Thursday, September 1, 2011

DAY 1: Years from now.

As mentioned on my previous entry, I'm doing this 30-day challenge to kill time, and also to reconcile with the part of me that I seemed to have lost.

Okay, so for DAY 1: What do you want to be when you grow older?

I can end this challenge with just one word -- SUCCESSFUL, but that would be vague, and that really wouldn't answer the question "What". So I shall reconstruct and expound on my answer.

Working with numbers and logic -- that's how I saw my future back when I was still a kid since both my parents are engineers and I really look up to them. Math has always been one of the things I love, until I went to college. I decided to deviate my interests to what I was forced to like -- science, anatomy, memorization, things that I was never really good at because I was taking up nursing. I was bombarded with tons of information about the human body, the function of our organs, medicines, medical and nursing interventions, nursing laws and everything related.

My dreams of living with math my whole life hasn't really been consigned to oblivion, working in the medical field, we are expected to know very well our dosages and solutions, and our skills with math and pharmacology has everything to do about it. Going back to the question for this day's challenge, and setting aside my ardor for math (forgive me for the incoherence, i just have so many thoughts in mind), I want to be a successful professional in the medical field. I am currently a registered nurse and also a certified renal nurse, I have undergone necessary trainings and is willing to know a lot more -- I just haven't started with my journey yet, not until I'm finish and pass my NCLEX.

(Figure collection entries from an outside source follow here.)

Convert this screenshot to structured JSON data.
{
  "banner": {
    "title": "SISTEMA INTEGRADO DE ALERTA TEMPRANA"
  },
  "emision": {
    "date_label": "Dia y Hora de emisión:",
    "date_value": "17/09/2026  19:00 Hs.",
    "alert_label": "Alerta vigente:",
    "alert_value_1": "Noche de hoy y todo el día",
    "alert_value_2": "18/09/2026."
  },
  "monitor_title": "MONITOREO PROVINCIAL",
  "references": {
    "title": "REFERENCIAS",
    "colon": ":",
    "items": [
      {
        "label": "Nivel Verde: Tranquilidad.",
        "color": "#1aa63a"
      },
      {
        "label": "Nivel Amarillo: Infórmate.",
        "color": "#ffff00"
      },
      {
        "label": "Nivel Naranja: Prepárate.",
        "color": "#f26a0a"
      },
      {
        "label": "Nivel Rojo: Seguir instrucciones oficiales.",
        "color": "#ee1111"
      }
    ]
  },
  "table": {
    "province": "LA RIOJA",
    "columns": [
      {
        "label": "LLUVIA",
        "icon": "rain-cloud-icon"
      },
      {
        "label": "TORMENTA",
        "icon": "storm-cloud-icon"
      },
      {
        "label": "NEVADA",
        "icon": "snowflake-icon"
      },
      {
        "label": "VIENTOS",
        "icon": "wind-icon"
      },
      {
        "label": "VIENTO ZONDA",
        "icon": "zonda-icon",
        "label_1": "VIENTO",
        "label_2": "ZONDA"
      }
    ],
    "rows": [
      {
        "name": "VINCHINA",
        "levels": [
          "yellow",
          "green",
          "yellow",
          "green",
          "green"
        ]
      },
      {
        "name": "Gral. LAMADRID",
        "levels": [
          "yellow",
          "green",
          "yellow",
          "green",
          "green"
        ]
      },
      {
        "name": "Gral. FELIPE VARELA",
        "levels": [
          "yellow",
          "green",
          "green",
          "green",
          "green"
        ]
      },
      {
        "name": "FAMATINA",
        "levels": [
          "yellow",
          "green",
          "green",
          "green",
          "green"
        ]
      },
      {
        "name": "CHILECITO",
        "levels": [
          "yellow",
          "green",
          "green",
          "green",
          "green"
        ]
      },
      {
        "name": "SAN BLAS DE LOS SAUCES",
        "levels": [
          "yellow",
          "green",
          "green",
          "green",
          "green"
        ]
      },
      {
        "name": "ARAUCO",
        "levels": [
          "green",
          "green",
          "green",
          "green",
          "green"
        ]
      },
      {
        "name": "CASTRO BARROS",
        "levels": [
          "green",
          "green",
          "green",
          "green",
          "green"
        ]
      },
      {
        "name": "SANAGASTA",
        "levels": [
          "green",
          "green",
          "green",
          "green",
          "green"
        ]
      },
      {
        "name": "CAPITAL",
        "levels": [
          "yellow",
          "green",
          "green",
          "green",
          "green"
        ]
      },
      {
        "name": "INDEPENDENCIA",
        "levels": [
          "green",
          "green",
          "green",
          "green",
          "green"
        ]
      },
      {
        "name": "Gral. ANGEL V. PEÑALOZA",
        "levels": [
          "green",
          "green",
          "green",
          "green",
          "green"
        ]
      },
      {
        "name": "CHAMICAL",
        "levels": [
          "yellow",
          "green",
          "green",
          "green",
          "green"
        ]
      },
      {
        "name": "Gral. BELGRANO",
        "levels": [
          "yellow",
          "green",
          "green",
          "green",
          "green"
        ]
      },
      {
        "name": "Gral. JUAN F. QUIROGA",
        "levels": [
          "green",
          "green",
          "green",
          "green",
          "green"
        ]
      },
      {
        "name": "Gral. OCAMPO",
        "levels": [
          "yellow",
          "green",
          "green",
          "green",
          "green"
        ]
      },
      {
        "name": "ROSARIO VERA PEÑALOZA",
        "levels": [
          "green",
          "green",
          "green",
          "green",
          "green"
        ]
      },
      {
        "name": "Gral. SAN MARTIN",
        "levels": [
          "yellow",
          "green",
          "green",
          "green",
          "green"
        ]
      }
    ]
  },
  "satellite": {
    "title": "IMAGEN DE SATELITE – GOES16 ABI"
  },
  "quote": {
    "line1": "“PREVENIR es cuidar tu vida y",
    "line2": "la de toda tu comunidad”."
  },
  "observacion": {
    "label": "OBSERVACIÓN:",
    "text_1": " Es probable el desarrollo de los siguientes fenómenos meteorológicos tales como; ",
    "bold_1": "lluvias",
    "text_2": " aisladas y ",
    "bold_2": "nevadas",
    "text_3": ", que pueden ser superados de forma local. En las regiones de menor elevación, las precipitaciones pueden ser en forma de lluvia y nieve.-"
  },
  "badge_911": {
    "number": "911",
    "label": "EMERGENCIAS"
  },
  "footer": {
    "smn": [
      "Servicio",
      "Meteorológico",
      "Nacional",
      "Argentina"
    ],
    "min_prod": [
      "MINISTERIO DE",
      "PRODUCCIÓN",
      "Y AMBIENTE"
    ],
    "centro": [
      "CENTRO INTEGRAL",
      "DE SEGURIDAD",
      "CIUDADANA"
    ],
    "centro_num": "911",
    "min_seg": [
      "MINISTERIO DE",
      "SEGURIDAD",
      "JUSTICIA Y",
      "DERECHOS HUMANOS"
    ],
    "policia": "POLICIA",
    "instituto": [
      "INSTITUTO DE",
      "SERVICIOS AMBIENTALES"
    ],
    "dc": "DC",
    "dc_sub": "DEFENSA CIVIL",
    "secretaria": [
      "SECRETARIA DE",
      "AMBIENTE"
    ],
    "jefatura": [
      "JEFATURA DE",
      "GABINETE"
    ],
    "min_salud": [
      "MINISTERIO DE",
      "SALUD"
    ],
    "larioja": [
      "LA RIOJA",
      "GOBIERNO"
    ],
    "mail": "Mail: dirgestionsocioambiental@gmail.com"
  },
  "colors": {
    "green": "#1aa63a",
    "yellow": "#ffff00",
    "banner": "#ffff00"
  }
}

I don't want to be just a typical nurse doing her job, writing nurses notes, giving patients their medications and performing interventions as ordered by the doctor only because she's there for the salary and experience. I want to be that one-of-a-kind nurse that does more than what she's expected to do, I wanna be my patients' friend too. I want to leave a mark on each of them and be remembered -- that there was this nurse who cared for them and loved them as if they're her family.

Apart from being happy and successful with my career, I want to be successful as well with having a family of my own. I don't think I'm too young to think about my future family life, but some things are just better planned than spontaneous, don't you think? I want my to have a wonderful life, happy and contented, get married and have kids. I want to be a loving wife and an understanding mother years from now -- when I already have a stable job and a salary enough to support my family.

I want to be in a place where love is unrestrained and contentment is within reach. Someday, I'll be that someone -- happy, successful, contented and loved. Years from now I want to be that lady, free from regrets, has triumphantly learned from her life experiences and mistakes and has successfully lived her dreams.

and I'll get there cause I believe that I will and I work my way towards my goal.